I accepted Jesus as my Lord and Savior in 2014 and was Baptized in 2015. Both events were unexpected and God lead. I grew up always wondering who God was and what Christianity meant but had little opportunity to learn. I found God on a Friday morning in a room full of moms just like me and then learned all about Jesus one on one with a stranger who told me of His love and how He didn’t care about anything that had ever happened in my life, the bad choices I had made, the lies I had told, the drugs I had used, the gossip I enjoyed. None of that mattered. I was loved regardless of all my flaws and forgiven for every single one of them. From that moment on I was curious. At that time we had been attending a church that was very set in tradition and offered little to no assistance for questions. I wanted to learn more about this Jesus guy but I was left looking for Him on my own. I had a very small handful of wonderful mentors who helped direct me in the right place, but they didn’t know that God had already been talking to me and we had a relationship before I even knew what it was. The Holy Spirit was growing in me at a rate I was unprepared to understand and couldn’t explain to others.
I had tried reaching out to women within my circle, my age, moms like me who I thought would understand. They told me they loved God. They attended church every Sunday but outside of showing up at each weekend service, I didn’t see much evidence that they reflected their lives the way God had asked them to. I was confused. It wasn’t like there was a set of rules or manual for new believers because that is not what a true relationship with Christ is about, but I wanted more and kept hitting brick walls.
It wasn’t until I was asked by an acquaintance to meet at a new church we had been attending, that I was asked to start a prayer group. She had told me that God had put my name on her heart and that she thought I was the one to bring this group into our community. Although I was flattered and loved the idea, I still didn’t know what I was doing and I was trying to understand my own faith journey the best I could.

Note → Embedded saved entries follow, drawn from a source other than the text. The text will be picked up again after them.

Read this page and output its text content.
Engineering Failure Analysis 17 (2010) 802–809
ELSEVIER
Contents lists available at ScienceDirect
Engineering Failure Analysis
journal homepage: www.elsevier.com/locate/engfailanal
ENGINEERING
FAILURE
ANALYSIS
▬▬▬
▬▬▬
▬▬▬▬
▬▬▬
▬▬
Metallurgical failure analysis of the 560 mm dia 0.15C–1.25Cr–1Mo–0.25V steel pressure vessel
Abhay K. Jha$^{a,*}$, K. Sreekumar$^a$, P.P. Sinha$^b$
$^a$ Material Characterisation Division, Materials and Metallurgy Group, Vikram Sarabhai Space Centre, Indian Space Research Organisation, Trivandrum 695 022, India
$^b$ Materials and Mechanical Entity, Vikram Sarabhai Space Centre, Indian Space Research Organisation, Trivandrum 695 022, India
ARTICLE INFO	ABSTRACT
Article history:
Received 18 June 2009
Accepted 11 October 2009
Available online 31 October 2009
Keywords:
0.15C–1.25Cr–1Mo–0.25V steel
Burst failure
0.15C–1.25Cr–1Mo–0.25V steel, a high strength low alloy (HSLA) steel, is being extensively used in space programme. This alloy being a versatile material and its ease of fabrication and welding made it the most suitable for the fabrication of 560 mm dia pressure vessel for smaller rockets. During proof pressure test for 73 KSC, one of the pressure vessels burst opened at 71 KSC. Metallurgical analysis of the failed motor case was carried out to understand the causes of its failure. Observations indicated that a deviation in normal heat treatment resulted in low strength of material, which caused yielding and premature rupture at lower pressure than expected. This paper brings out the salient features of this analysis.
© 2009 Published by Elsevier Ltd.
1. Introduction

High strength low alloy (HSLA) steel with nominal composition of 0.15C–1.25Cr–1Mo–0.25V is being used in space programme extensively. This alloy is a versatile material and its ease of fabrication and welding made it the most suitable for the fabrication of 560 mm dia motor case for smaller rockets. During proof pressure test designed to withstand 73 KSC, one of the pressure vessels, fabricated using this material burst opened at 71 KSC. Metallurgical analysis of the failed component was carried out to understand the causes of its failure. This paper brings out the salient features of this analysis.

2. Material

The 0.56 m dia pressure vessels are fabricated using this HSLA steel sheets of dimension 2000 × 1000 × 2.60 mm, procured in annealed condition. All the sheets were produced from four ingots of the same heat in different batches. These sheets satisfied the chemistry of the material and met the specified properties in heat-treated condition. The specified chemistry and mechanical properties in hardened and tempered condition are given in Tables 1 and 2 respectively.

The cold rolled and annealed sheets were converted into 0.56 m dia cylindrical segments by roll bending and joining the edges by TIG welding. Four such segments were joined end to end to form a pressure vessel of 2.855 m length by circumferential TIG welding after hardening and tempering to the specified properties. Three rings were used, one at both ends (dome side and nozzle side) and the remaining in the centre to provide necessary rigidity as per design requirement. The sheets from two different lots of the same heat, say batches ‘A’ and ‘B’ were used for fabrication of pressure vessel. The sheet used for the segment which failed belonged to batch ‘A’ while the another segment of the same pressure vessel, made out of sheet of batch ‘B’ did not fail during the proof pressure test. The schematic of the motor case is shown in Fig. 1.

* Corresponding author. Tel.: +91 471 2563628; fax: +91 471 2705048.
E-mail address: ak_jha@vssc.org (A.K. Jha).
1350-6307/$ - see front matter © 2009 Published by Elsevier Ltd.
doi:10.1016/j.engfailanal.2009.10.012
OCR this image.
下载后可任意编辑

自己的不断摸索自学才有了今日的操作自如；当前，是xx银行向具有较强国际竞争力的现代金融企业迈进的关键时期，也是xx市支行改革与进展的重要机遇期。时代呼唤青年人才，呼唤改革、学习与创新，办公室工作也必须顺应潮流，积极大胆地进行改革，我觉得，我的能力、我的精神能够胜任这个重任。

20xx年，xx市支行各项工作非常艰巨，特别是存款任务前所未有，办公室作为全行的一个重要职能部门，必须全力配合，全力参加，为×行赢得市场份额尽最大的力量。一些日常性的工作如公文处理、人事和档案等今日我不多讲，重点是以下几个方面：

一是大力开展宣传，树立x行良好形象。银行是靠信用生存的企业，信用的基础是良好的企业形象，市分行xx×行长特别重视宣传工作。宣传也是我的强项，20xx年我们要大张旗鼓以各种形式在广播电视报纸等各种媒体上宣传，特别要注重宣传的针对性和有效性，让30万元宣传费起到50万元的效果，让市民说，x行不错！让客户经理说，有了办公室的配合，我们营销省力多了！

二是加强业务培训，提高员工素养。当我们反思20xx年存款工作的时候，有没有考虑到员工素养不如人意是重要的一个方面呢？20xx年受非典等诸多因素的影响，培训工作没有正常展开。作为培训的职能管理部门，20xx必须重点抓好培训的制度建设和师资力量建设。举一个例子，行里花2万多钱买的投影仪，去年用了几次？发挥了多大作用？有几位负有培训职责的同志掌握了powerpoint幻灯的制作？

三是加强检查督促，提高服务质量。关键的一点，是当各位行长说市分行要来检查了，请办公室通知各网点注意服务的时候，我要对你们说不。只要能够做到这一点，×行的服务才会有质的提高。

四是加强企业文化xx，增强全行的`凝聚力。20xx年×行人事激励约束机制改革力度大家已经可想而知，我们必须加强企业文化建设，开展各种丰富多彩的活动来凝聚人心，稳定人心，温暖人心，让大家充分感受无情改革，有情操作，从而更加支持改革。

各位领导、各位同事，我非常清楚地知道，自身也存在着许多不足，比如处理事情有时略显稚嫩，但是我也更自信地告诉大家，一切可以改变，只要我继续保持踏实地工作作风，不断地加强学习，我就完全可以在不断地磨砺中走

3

How could I support others when I couldn’t explain what I was going through. I told her that now was not the time for me but that I would keep the information with me in case the opportunity became a good fit for me in the future. In our talk, she opened up to me about a prayer group that she was apart of. Suggesting that perhaps starting a smaller group, much like hers might be a good starting point. Her group consisted of about 8 women who met once a month and prayed and talked in prayer for 3 hours. I was intrigued and thought it would be a great idea but I had one problem. I didn’t know anyone I could start my group with because it is hard to find women who want to dig deeper in faith. Many are happy and comfortable where they are at. I always want more. I scare people away when I bring up the F or J word. I boldly, not expecting a yes, asked if she would be open to me attending her group meeting just so I could get an idea of what they did. She did not give me an immediate yes but text me later that day inviting me to their next meeting. I was thrilled! This was a group of women who I looked up to and knew it was where I would find growth like I had been seeking.
Fast forward to today, there are a TON of little side notes and bunny trails I could add but I started this blog, godshapedmom.com because God told me to and because I wanted to offer a resource for women and moms who wanted to dig deeper but didn’t know how or where. It is easy to read a quick blip online but to learn practical ways to hear God speak, to develop a deeper relationship and to fall so in love with Jesus Christ that you can’t help but get excited every time you hear His name, I want you to find that here.
Don’t feel ashamed for wanting to live out your calling. Don’t question the plan He has for you. ‘Be still, and know that I am God’ Psalm 46:10 NLT. In the Practical Application tab at the top of this blog, you’ll find ways to listen and grow deeper by doing what God. He has some exciting things he wants to say to you, I just know it!